Second, the narrative of the government is that it is procuring loans simply to pay off past loans incurred unwisely by the PML-N government - a charge relevant as the then Finance Minister Ishaq Dar not only incurred external loans and debt equity (sukuk/Eurobonds) on the patently flawed premise that rates were lower abroad relative to Pakistan but he also kept the rupee overvalued to understate the standard historical rupee erosion in any one year.

This narrative is finding little traction amongst economists today for three reasons: (i) the rupee erosion – from 152 rupees to the dollar in May 2021 (the rate used in the budget) to over 170 rupees to the dollar today has been calculated to have added 1.8 trillion rupees to the foreign debt component; (ii) maturing debt repayments are estimated at 5.15 trillion rupees (which must also include the PTI administration’s heavy reliance on commercial borrowing typically of very short duration and at a high rate of return) with the government projected to borrow 5.87 trillion rupees over the next three months of which 720 billion rupees is to be borrowed to fund the budget; and (iii) heavy reliance on domestic debt continues unabated – 16.5 trillion rupees in August 2018 to 26.279 trillion rupees today or a rise of 60 percent in three years.
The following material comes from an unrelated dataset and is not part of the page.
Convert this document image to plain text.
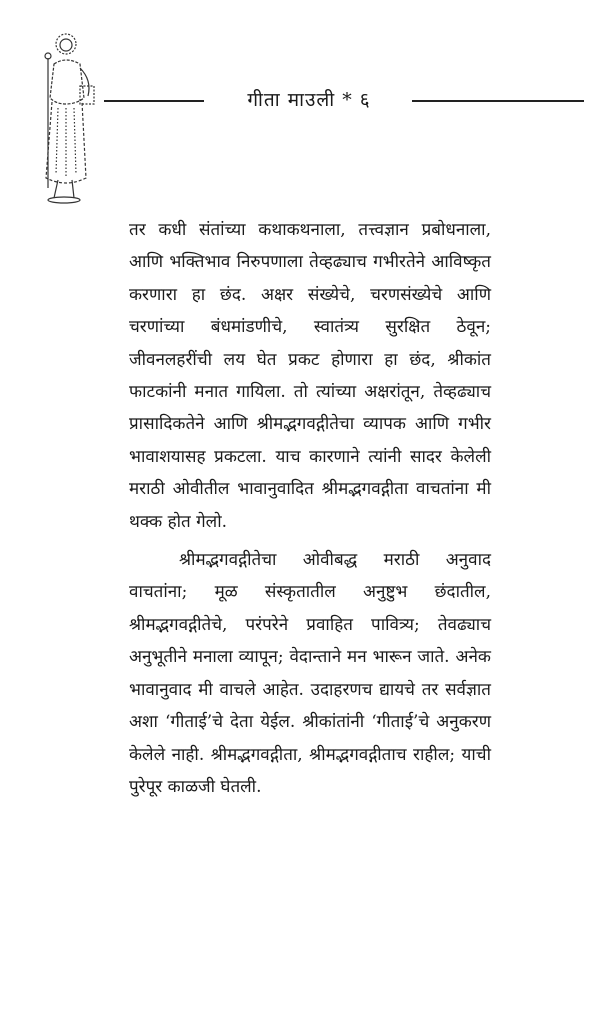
गीता माउली * ६

तर कधी संतांच्या कथाकथनाला, तत्त्वज्ञान प्रबोधनाला, आणि भक्तिभाव निरुपणाला तेव्हढ्याच गभीरतेने आविष्कृत करणारा हा छंद. अक्षर संख्येचे, चरणसंख्येचे आणि चरणांच्या बंधमांडणीचे, स्वातंत्र्य सुरक्षित ठेवून; जीवनलहरींची लय घेत प्रकट होणारा हा छंद, श्रीकांत फाटकांनी मनात गायिला. तो त्यांच्या अक्षरांतून, तेव्हढ्याच प्रासादिकतेने आणि श्रीमद्भगवद्गीतेचा व्यापक आणि गभीर भावाशयासह प्रकटला. याच कारणाने त्यांनी सादर केलेली मराठी ओवीतील भावानुवादित श्रीमद्भगवद्गीता वाचतांना मी थक्क होत गेलो.

श्रीमद्भगवद्गीतेचा ओवीबद्ध मराठी अनुवाद वाचतांना; मूळ संस्कृतातील अनुष्टुभ छंदातील, श्रीमद्भगवद्गीतेचे, परंपरेने प्रवाहित पावित्र्य; तेवढ्याच अनुभूतीने मनाला व्यापून; वेदान्ताने मन भारून जाते. अनेक भावानुवाद मी वाचले आहेत. उदाहरणच द्यायचे तर सर्वज्ञात अशा ‘गीताई’चे देता येईल. श्रीकांतांनी ‘गीताई’चे अनुकरण केलेले नाही. श्रीमद्भगवद्गीता, श्रीमद्भगवद्गीताच राहील; याची पुरेपूर काळजी घेतली.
Needless to add, this rise in domestic debt included the conversion of short-term maturing debt to long-term debt when the discount rate was 13.25 percent raised the indebtedness of the government. And compromised the government’s thrust to provide higher credit to private sector and the concessional interest rate on loans to the poor will at least initially raise the money supply that would further fuel inflation.

This state of affairs renders one quote in order. Ronald Reagan, former US President, had put it succinctly: “We don’t have a trillion-dollar debt because we haven’t taxed enough; we have a trillion-dollar debt because we spend too much.” In Pakistan, however, we have a trillion-rupee debt not only because we don’t tax enough people but also because we spend too much on current expenditure.